Ad aprirgli una ragazza giovanissima.
— Lei sarà Vittorio? Prego, entri. Livia mi ha detto che poteva arrivare.
— E tu chi sei?
— Sara. Abito qui accanto. Le do una mano. Comunque, io vado, se serve ha il mio numero.
Sara sparì dietro la porta. E lui? Lui rimase lì, sulla soglia. In quell’appartamento avevano cominciato a vivere insieme. E sempre lì, tutto era finito. Era stata una casa, o solo un punto di partenza? Non lo sapeva.
— Vittò, ma che fai piantato lì? — la voce di Livia dalla camera. — Vieni.
Si tolse le scarpe, si sistemò i capelli davanti allo specchio. Entrò.
— Ciao, Livia, — la voce gli tremava.
— Ciao… Ti ho riconosciuto subito. Ormai non viene più nessuno.
— Davvero nessuno?
— Davvero. Siediti. Prendi la sedia vicino alla finestra, — indicò con la mano. — Stai un po’ con me. Tanto per vederti un’ultima volta.
Cercò di sollevarsi, ma la fermò il dolore.
— Ti aiuto?
— No… anzi, sì. Aiutami.
Lui si avvicinò, sentì l’odore dei medicinali. La sostenne.
— Grazie, — disse Livia sorridendo. — Così va meglio.
— Tu… ma è grave?
— No, Vittorio. Non sono malata. Sto morendo. Così, semplicemente.
Lui si bloccò. Lei parlava con calma. Naturalmente. Come se stesse parlando del tempo.
— Non capisco… Non me l’avevi scritto…
— No. Volevo solo vederti. Volevo dirti… in questi trent’anni, non c’è stato un giorno in cui non ti abbia pensato.
Parlava in fretta, come se temesse di non farcela. Lui ascoltava, e dentro di lui tutto si spezzava.
— Volevo chiederti perdono… Per non averti dato un figlio. Lo so che sognavi… Ma se potessi vivere tutto di nuovo, sceglierei te. Di nuovo.
Vittorio tratteneva a stento le lacrime. Provò a sorridere, ma non ci riuscì.
— Sono io che dovrei chiederti perdono… per tutto.
— No, hai fatto quello che credevi giusto. Ma sai, io non ho avuto nessun altro… Te, invece, non ti ho mai dimenticato. Mai.
Si alzò. Prese i fogli con le analisi sul comodino. Lesse senza respirare: diagnosi, metastasi, chemio, inefficacia…
— Livia, ma si può operare… C’è una chance…
— Poca. E vivere? Senza di te, non voglio.
E allora capì. Capì che lei lo aveva amato per tutto quel tempo. Capì che lui, invece, non aveva mai smesso. E quindi non poteva andarsene semplicemente così.
Uscì dall’appartamento. I gatti lo aspettavano. Gli stessi di prima. Lo fissavano come per chiedere: “Allora?”
Li prese in braccio.
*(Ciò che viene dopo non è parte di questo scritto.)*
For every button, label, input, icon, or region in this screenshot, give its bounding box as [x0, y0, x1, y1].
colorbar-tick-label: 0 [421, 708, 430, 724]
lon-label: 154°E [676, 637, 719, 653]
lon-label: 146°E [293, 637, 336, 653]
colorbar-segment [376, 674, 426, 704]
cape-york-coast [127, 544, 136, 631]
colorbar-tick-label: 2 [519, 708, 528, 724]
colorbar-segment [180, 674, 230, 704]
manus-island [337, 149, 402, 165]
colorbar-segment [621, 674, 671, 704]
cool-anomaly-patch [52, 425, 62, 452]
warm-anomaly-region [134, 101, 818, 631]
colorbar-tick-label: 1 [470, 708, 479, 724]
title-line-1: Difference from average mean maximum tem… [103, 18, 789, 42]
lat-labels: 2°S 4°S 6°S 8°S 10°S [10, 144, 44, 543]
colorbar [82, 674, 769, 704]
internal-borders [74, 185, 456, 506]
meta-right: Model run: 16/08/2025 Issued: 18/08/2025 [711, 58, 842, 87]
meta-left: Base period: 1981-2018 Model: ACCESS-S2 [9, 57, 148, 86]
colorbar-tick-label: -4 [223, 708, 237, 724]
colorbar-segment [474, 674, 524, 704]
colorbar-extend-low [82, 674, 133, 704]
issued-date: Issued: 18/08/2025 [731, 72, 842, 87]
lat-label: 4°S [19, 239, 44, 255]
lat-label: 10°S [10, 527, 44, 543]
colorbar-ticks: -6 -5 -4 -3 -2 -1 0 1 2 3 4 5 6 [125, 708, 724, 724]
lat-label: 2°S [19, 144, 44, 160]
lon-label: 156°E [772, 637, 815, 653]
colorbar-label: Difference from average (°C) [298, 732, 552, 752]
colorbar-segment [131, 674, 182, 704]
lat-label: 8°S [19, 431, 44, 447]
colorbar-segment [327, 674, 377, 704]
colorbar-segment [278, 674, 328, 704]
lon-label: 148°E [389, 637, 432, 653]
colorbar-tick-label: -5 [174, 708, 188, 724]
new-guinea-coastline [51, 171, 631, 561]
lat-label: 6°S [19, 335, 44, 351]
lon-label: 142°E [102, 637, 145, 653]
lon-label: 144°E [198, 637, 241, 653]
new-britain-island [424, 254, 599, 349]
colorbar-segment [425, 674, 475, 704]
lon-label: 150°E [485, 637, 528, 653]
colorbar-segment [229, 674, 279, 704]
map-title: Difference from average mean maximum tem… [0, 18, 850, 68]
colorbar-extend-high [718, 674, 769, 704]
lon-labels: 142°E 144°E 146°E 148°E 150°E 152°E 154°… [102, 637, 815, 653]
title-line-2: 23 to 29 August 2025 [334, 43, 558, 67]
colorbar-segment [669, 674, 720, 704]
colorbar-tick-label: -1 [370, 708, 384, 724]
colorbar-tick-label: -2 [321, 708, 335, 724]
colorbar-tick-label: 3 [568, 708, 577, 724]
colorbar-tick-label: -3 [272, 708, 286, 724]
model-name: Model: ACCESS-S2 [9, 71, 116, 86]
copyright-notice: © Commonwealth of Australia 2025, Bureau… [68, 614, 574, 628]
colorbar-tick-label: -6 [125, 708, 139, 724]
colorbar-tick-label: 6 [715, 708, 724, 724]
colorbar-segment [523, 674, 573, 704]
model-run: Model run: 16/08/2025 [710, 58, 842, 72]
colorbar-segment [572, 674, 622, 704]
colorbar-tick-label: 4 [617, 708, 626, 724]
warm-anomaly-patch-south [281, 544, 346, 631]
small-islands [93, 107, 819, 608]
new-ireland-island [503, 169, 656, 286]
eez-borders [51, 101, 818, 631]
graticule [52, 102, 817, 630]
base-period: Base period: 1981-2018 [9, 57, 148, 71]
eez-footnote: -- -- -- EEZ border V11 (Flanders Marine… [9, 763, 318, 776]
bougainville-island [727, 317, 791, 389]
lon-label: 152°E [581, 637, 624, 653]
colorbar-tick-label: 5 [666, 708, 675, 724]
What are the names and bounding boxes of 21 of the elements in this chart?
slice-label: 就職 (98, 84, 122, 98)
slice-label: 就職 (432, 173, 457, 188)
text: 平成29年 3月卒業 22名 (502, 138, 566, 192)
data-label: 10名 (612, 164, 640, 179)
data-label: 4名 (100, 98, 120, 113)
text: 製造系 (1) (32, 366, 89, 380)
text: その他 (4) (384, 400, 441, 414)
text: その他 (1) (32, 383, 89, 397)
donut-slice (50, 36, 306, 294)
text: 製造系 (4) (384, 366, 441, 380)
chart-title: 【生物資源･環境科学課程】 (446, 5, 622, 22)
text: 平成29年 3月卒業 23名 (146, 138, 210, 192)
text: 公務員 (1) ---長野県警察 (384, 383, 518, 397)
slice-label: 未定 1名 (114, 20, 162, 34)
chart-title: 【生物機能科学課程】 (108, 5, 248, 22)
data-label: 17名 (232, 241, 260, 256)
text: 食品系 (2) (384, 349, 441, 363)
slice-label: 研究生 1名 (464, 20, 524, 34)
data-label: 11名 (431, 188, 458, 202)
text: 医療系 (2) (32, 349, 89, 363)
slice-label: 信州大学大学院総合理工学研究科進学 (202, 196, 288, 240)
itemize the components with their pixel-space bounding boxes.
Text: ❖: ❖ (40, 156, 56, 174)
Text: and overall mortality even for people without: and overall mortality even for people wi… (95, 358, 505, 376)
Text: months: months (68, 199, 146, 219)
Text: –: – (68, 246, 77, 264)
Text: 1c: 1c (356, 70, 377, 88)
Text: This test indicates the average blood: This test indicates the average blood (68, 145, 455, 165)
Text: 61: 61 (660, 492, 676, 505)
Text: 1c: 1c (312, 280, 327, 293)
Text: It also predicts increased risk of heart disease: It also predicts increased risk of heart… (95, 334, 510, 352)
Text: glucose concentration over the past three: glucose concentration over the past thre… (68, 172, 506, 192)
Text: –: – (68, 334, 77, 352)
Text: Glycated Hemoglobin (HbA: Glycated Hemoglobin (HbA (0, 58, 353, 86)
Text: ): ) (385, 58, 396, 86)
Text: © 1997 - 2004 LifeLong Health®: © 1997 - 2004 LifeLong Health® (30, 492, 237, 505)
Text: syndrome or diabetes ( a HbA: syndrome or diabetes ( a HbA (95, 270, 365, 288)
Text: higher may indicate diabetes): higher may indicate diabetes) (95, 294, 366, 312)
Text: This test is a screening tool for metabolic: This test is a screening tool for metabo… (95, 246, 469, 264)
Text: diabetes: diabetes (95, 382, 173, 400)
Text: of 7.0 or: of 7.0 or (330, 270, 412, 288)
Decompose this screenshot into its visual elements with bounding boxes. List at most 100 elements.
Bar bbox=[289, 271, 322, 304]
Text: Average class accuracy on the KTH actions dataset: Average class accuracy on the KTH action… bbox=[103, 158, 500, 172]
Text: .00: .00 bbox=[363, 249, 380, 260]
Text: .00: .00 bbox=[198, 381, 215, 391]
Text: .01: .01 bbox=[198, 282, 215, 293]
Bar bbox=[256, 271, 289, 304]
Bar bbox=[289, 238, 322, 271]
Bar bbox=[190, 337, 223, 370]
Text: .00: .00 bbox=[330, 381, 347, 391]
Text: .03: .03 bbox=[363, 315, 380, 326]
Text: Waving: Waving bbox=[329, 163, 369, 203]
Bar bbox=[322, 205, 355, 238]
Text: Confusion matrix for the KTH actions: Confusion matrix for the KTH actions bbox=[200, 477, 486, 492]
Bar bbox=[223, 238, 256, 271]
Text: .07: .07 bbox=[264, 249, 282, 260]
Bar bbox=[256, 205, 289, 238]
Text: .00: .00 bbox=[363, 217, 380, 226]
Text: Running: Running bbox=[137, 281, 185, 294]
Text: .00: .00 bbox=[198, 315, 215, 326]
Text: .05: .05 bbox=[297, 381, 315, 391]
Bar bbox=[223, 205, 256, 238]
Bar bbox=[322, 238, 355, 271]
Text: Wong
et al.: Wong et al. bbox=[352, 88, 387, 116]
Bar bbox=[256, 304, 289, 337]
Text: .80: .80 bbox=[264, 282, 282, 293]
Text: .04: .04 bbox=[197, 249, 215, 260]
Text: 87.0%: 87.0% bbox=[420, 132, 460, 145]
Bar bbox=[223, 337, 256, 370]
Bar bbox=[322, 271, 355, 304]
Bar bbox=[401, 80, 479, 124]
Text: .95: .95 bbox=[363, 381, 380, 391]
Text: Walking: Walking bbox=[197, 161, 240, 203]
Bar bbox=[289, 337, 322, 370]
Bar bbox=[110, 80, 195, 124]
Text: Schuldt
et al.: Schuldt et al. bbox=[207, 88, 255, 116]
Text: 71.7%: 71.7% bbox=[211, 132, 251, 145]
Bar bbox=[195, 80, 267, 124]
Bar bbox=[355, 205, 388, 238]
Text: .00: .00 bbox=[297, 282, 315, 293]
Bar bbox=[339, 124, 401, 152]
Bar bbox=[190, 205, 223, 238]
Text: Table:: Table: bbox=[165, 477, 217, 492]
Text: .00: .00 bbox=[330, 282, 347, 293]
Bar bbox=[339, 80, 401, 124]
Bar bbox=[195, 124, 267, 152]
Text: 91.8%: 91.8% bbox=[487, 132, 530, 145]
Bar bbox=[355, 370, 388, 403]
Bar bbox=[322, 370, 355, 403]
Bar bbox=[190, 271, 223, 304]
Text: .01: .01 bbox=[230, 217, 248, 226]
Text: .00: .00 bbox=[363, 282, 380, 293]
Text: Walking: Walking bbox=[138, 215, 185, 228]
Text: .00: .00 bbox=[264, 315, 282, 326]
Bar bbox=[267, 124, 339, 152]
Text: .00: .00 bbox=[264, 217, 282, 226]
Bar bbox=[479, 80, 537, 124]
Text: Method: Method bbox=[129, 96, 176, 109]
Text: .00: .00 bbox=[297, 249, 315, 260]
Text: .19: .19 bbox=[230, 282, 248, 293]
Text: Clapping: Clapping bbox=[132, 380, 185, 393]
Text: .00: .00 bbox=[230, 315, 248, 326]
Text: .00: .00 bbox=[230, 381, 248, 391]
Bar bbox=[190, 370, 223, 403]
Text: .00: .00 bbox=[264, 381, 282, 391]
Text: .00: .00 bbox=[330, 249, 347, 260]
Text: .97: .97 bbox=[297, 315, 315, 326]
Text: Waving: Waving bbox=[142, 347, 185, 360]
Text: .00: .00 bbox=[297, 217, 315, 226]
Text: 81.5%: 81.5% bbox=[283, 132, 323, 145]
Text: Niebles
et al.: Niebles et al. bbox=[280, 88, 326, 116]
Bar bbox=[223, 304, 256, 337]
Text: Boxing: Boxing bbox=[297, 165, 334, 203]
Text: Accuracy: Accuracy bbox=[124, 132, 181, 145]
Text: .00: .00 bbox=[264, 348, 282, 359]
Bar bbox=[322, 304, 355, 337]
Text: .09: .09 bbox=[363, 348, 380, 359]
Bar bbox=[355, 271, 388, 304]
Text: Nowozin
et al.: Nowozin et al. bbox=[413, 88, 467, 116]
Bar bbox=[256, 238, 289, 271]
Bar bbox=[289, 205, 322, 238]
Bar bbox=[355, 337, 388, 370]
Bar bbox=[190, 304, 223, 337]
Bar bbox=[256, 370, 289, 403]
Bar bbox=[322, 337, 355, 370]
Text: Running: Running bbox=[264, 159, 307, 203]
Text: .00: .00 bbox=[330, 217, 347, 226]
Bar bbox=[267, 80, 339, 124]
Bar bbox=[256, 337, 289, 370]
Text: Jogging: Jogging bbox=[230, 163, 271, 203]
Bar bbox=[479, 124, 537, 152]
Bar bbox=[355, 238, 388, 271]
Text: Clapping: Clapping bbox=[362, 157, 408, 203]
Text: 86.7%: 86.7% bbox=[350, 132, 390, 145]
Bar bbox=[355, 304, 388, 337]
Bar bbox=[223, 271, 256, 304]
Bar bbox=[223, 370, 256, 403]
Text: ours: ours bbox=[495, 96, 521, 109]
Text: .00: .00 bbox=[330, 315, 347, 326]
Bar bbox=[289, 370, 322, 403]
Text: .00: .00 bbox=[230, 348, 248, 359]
Tutti e quattro. E tornò dentro.
— Che ci fai con loro? — Livia sorpresa.
— Ti curiamo, — sorrise lui. — È troppo presto per morire.
I gatti saltarono subito sul letto, cominciarono a fare le fusa. E lui… lui si chinò e la baciò. Come non l’aveva mai baciata prima.
E lei pianse. Di felicità.
La cura fu dura. Molto. Ma i dottori dissero: “L’importante è la voglia di vivere. E il sostegno.”
E Livia ora li aveva entrambi.
Si riprese. Vinse. Visse ancora molti anni, con Vittorio, con i gatti, con l’amore. Quello vero.
E se sembra una favola, sappiate che invece è successo davvero.
Perché l’amore vero e i gatti sanno fare miracoli.